The imminent 'Mortal Kombat X' is significantly sicker than the ( controversial!) original of the early 1990s

A game's PEGI rating should influence any parent's decision at the register, if they're unable to take the time to play the game themselves (assuming they've any interest in doing so, but why wouldn't you care about what your kids were exposed to?). If your child is 13, and the game you're holding is an 18, maybe pause for a moment. Read about it. Check out what qualifies it as "adults-only" interactive entertainment. There are sites that lay out these points with parent-aiding precision: CommonSenseMedia.org, FamilyGamer.TV, FamilyFriendlyGaming.com, and a stack more. Nobody's pride and joy is going to self-combust if they have to wait a while for dad to determine whether or not Bloodborne is OK for them. To be honest, if my oldest was 12 or so, I'd probably let him at FromSoftware's newest nightmare, albeit in a padded room so that my controller's not broken the first time he hurls it against the wall. Any 14-year-old participant in a CoD online match is unlikely to be adversely affected by the experience, just another (modern) way of playing with friends.

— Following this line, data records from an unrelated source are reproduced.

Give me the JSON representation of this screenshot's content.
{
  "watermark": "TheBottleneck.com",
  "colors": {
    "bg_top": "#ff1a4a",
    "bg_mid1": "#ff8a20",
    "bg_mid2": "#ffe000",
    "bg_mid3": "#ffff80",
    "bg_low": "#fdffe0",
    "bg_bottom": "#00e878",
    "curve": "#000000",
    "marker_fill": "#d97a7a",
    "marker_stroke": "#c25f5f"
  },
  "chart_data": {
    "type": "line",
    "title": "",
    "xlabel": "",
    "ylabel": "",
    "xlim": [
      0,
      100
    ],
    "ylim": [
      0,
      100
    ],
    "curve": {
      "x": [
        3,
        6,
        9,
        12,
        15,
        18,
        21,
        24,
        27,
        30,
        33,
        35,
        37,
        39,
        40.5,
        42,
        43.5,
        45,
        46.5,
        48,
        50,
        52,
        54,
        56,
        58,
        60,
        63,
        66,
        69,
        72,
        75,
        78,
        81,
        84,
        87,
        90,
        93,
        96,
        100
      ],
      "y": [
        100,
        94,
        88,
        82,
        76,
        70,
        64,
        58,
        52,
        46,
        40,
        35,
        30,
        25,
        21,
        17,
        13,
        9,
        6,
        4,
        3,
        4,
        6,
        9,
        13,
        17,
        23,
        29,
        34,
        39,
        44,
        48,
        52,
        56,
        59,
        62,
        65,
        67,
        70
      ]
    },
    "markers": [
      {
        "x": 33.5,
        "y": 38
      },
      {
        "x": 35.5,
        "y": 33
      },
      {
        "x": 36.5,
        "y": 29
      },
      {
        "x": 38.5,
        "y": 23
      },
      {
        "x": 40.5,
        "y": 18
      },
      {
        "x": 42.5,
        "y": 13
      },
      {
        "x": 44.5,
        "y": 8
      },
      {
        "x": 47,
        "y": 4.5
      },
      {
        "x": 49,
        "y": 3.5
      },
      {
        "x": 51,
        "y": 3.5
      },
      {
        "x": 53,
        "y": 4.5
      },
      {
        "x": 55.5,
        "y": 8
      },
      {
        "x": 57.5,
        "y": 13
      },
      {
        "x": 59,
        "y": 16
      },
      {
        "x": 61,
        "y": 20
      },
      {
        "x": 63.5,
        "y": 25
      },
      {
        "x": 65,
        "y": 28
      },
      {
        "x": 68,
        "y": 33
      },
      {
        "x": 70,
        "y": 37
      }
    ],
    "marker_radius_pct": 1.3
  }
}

I'll judge whether or not a game is suitable for my kids. If you need out-of-touch head teachers to tell you what your children shouldn't be doing in their spare time, then you're living in a past that was banished long before Minecraft came online. Your kids are just doing what we did years ago, with Mortal Kombat and Splatterhouse—the difference is that gaming culture moves more rapidly than any other entertainment medium, and it's the fault of the parent, not the underage player, if ignorance about these products is abundant in any household. Families that play together will be better positioned to stay together, especially if the Nantwich Education Partnership ever sees its overzealous attitude actively enforced.